The pretransplant Follicular Lymphoma International Prognostic Index is associated with survival of follicular lymphoma patients undergoing autologous hematopoietic stem cell transplantation.

Publication Type:

Journal Article


Leukemia & lymphoma, Volume 48, Issue 10, p.1961-7 (2007)
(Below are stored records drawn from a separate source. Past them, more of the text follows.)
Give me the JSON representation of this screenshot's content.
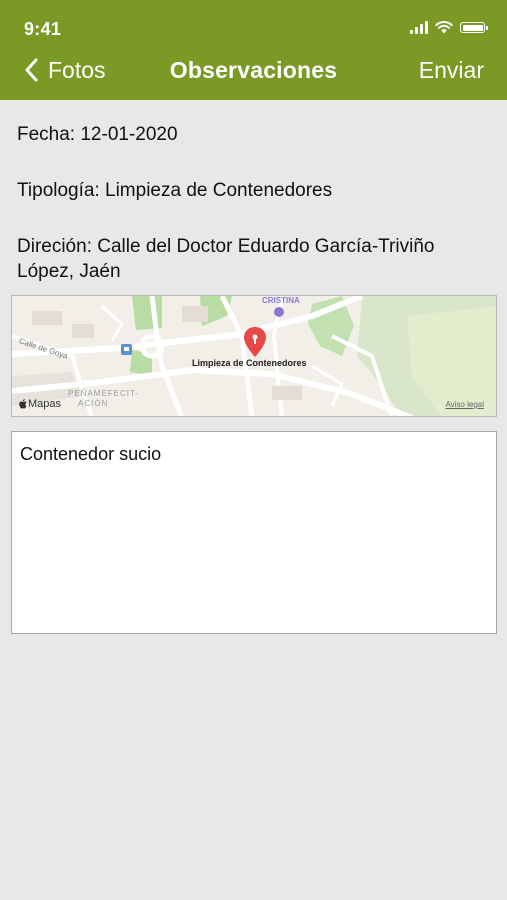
{
  "status_bar": {
    "time": "9:41",
    "icons": [
      "cellular-signal-icon",
      "wifi-icon",
      "battery-icon"
    ]
  },
  "nav": {
    "back_label": "Fotos",
    "title": "Observaciones",
    "send_label": "Enviar",
    "color": "#7a9a25"
  },
  "report": {
    "date": "Fecha: 12-01-2020",
    "type": "Tipología: Limpieza de Contenedores",
    "address": "Direción: Calle del Doctor Eduardo García-Triviño López, Jaén"
  },
  "map": {
    "pin_label": "Limpieza de Contenedores",
    "pin_color": "#e84848",
    "provider": "Mapas",
    "legal": "Aviso legal",
    "street_labels": [
      "Calle de Goya",
      "CRISTINA",
      "PEÑAMEFECIT-",
      "ACIÓN"
    ]
  },
  "observations": {
    "text": "Contenedor sucio"
  }
}
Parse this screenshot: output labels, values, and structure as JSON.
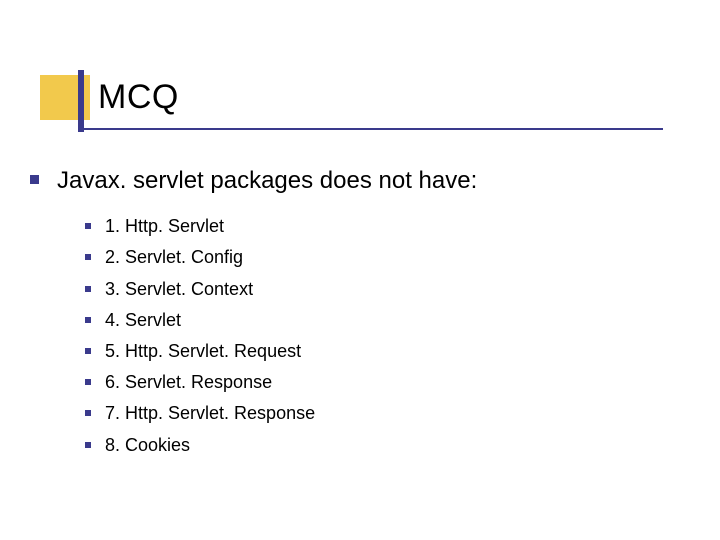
{
  "slide": {
    "title": "MCQ",
    "question": "Javax. servlet packages does not have:",
    "options": [
      "1. Http. Servlet",
      "2. Servlet. Config",
      "3. Servlet. Context",
      "4. Servlet",
      "5. Http. Servlet. Request",
      "6. Servlet. Response",
      "7. Http. Servlet. Response",
      "8. Cookies"
    ]
  }
}
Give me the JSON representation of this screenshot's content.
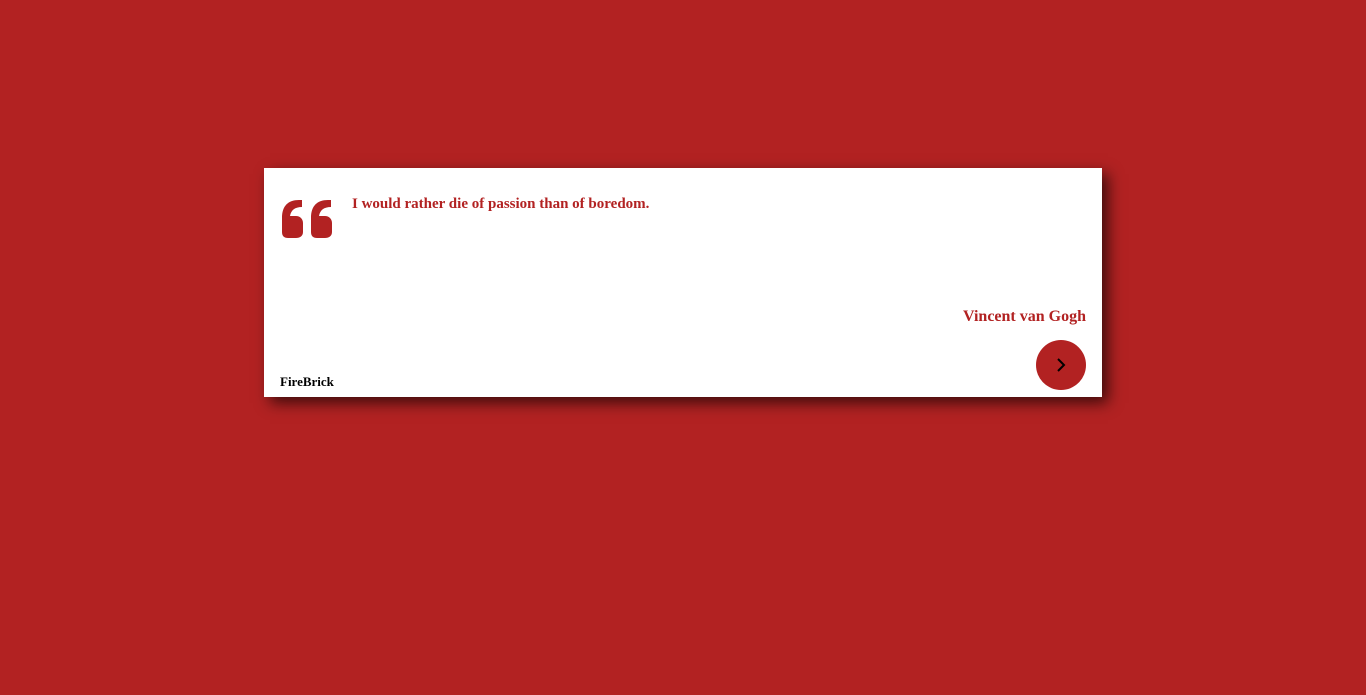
{
  "colors": {
    "background": "#B22222",
    "card": "#FFFFFF",
    "accent": "#B22222",
    "label": "#000000"
  },
  "quote": {
    "text": "I would rather die of passion than of boredom.",
    "author": "Vincent van Gogh",
    "icon": "quote-icon"
  },
  "footer": {
    "color_name": "FireBrick",
    "next_icon": "chevron-right-icon"
  }
}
Adult, Aged, Algorithms, Disease-Free Survival, Female, hematopoietic stem cell transplantation, Humans, Lymphoma, Follicular, Male, Middle Aged, Neoplasm Staging, Predictive Value of Tests, Prognosis, Radioimmunotherapy, Transplantation Conditioning, Treatment Outcome


We retrospectively evaluated the association of the Follicular Lymphoma International Prognostic Index (FLIPI) and other characteristics with survival following high-dose therapy and autologous stem cell transplantation (ASCT) in 207 consecutive follicular lymphoma (FL) patients. The FLIPI was associated with OS both when evaluated as a categorical variable (0 - 1 vs. 2 vs. 3 vs. 4, p = 0.01, global test) and a continuous linear variable (p = 0.002). The association of FLIPI with survival appeared to be more relevant for patients who received standard conditioning regimens compared to those that were treated with high-dose radioimmunotherapy (p = 0.004). Among all patients, mortality was also associated with chemosensitive disease (HR = 0.47, p = 0.01) or untreated relapse (HR = 0.20, p = 0.0002) vs. chemoresistant disease, and > or =2 extranodal sites (HR = 2.82, p = 0.03) after adjusting for FLIPI. These data suggest that the FLIPI and select non-FLIPI factors after adjustment for the FLIPI are associated with survival in FL patients undergoing ASCT.